Ces erreurs l’ont peu à peu conduit à des problèmes de santé sévères puisque, suite aux quelques syncopes dont il fut victime, fut diagnostiquée en mars 2020 une insuffisance cardiaque, alors qu’au même moment sa petite amie décidait de rompre avec lui. Cette double déchirure le laissait perplexe, et nous aussi. S’il y avait bien longtemps que nous le sentions fragile, nous ne l’avions également jamais senti à ce point troublé, perdu, désespéré. A quoi cela sert-il et comment continuer de vivre si je dois mourir dans 5-10 ans, disait-il en sanglotant et se sentant victime d’une immense injustice.

Après le déni et la révolte vint l’apaisement : il prenait peu à peu conscience de sa réalité, recherchant des informations, posant des questions, pour mieux comprendre son affection et y faire face. Il exprimait le désir de méditer, et nous pratiquions de temps à autre ensemble lorsque je l’y invitais ou qu’il le demandait.

Premier bienfait, voire « résultat » : décision de quitter son logement insalubre et de répondre à notre proposition de s’installer chez nous, le temps de se refaire une santé physique et morale. Décision de sa part toute aussi radicale de changer d’alimentation et d’hygiène de vie : cigarettes et boissons alcoolisées mises au panier.

Deuxième : décision de changer d’activité professionnelle en renonçant aux tâches physiques et manuelles auxquelles il prenait plaisir et était habitué, pour se concentrer sur un travail plus sédentaire.

Troisième : après avoir trouvé un poste de ce type et s’être formé à ses nouvelles tâches, il a retrouvé peu à peu joie de vivre et confiance dans l’avenir, mais surtout commencé à changer d’attitude par rapport à l’existence.
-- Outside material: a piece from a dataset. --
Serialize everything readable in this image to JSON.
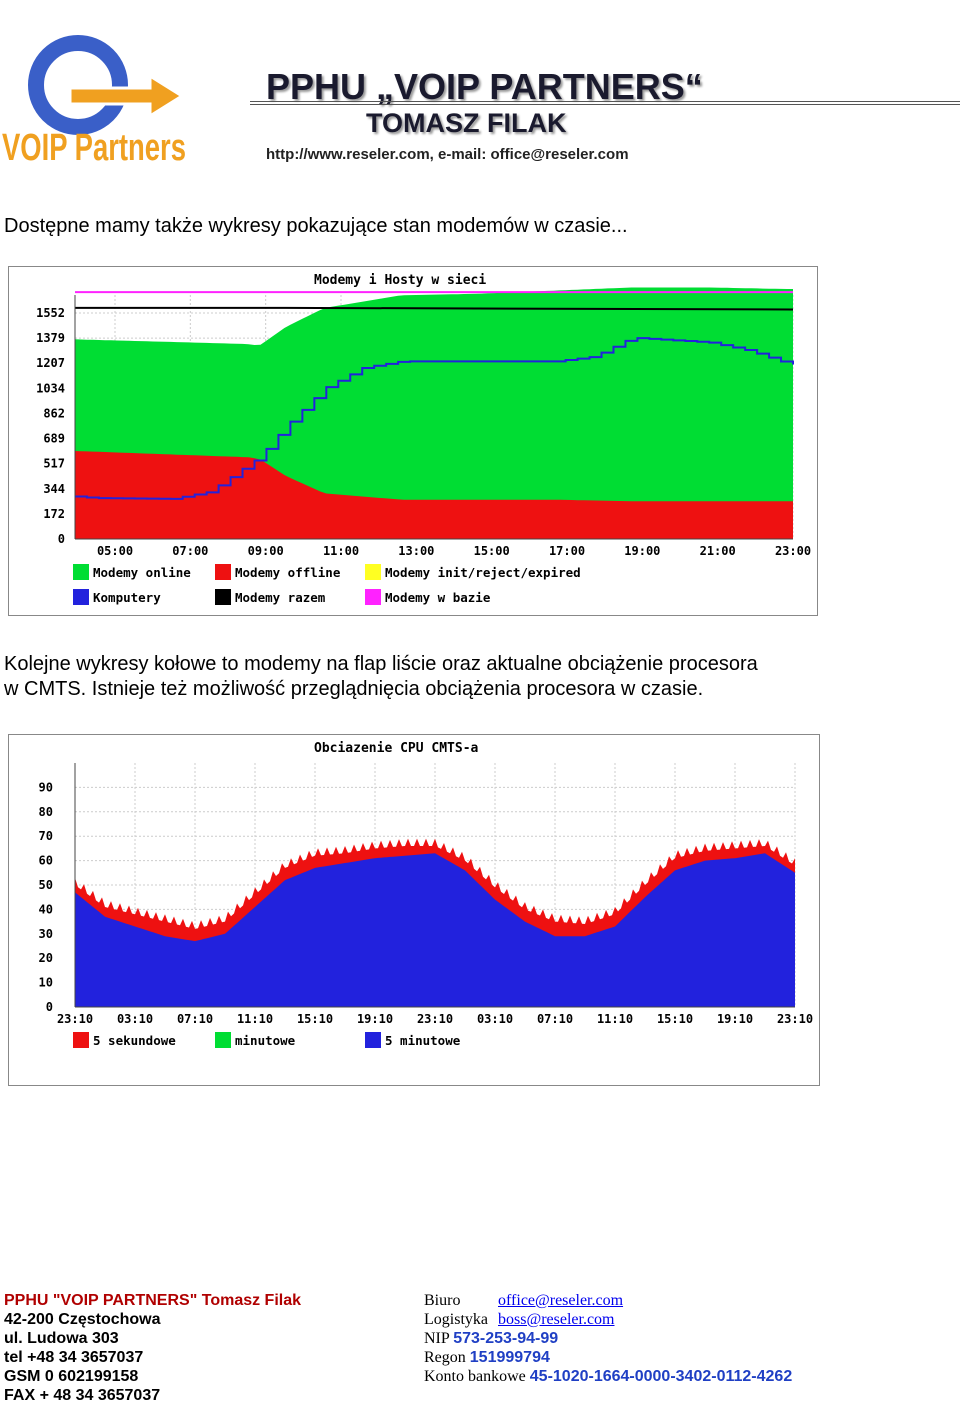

Quelle n’est en effet notre surprise lorsque nous l’entendons (involontairement) parler au téléphone à ses clients : lui qui avait toujours eu du mal à saluer ou remercier qui que ce soit, lui qui se comportait souvent comme s’il était seul sur Terre, niant ou refusant les règles, ne tenant pas compte de ses frère et sœur ni même parfois de la présence de sa petite amie, il doit maintenant grâce à ce travail prendre soin de ses interlocuteurs, leur accorder son attention.

C’est cependant le ton de sa voix qui nous émeut le plus : plus enjoué et doux, plus prévenant et aimable, il l’est également devenu avec ses proches - apaisé avec lui-même, ayant retrouvé comme le rappelait Bertrand une « unité ».
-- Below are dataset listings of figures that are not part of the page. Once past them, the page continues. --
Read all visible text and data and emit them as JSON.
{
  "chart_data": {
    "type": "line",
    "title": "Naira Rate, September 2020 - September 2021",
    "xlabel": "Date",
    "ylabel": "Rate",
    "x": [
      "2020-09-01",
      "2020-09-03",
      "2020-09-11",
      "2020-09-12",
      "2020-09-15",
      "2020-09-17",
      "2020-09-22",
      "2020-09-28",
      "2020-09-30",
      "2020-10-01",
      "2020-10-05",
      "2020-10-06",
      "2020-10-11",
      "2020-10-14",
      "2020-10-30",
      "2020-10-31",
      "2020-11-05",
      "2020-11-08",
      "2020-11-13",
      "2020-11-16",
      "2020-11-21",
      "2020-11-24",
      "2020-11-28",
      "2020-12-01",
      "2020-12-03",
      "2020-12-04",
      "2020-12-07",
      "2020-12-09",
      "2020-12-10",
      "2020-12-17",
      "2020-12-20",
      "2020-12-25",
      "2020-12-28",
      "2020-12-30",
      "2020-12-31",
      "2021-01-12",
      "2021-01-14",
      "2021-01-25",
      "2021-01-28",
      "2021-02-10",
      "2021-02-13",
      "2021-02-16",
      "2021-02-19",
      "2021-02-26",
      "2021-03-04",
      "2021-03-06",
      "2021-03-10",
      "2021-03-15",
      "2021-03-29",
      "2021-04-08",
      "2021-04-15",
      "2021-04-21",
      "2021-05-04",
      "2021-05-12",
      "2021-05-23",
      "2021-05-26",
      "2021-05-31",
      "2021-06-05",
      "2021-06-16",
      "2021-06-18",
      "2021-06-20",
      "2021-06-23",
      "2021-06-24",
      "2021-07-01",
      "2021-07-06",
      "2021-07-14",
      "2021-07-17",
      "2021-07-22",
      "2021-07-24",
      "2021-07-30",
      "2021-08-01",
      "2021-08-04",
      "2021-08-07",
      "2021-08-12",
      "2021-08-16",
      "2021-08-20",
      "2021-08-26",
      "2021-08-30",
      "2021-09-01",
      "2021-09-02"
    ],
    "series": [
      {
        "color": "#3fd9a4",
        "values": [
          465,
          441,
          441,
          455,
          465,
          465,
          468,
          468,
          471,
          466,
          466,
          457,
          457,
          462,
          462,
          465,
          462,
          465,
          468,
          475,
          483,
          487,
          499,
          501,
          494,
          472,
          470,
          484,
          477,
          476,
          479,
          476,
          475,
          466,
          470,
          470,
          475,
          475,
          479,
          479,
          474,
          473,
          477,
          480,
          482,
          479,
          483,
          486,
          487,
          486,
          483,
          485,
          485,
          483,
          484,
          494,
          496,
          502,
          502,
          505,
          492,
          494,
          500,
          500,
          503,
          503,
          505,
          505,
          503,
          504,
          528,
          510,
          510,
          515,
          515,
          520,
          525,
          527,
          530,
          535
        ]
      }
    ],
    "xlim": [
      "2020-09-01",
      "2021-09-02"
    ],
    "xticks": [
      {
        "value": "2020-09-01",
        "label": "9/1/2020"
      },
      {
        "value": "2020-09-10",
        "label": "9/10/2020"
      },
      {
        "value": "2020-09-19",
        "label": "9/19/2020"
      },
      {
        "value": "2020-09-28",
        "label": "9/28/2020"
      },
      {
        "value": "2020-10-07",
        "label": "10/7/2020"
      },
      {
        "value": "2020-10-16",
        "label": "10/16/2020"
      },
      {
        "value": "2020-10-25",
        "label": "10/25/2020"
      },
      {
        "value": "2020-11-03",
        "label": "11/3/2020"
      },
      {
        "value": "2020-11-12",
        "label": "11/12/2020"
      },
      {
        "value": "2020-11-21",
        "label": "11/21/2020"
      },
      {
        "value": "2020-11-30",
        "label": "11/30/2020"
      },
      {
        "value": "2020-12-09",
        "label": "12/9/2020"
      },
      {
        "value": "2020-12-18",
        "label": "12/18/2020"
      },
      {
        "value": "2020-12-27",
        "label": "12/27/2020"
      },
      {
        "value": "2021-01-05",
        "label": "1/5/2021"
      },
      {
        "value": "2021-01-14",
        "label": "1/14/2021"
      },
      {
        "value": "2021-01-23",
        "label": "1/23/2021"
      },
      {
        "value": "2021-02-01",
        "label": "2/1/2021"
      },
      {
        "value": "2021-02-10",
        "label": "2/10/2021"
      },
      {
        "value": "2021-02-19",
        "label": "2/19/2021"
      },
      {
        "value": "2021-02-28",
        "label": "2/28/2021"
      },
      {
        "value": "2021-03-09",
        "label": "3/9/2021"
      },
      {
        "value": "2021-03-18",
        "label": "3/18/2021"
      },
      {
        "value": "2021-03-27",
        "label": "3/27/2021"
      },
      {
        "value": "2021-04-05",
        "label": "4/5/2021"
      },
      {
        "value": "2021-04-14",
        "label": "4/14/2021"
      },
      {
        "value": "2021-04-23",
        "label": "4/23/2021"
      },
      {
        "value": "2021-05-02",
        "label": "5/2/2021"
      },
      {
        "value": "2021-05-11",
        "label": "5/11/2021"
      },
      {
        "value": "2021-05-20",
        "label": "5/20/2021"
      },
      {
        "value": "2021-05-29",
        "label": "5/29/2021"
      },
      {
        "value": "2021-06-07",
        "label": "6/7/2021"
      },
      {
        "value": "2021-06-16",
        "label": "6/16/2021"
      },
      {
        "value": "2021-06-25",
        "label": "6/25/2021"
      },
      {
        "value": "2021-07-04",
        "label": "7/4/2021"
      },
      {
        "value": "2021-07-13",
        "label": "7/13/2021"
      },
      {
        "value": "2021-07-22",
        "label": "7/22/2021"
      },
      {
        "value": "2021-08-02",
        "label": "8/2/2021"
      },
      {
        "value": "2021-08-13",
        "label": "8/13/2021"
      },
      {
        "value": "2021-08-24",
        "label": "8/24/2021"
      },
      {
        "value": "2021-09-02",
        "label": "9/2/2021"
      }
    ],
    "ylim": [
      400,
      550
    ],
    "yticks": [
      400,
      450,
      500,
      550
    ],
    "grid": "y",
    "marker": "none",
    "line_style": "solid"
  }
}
Pour en revenir à l’enseignement bouddhique dont nous cherchons tous à nous rapprocher en pratiquant, je dirais qu’au fur et à mesure que nous progressons dans cette tâche, nous trouvons l’attitude, les paroles, les gestes appropriés, et apprenons à mieux accueillir et « partager » la souffrance d’autrui, à la ressentir pour soulager celui qui la vit, celui qu’elle trouble, tout en apprenant à cultiver et élargir en nous notre cœur de bodhisattva. Voilà en tout cas cette compréhension sensible que l’histoire récente de notre fils nous a permis de développer.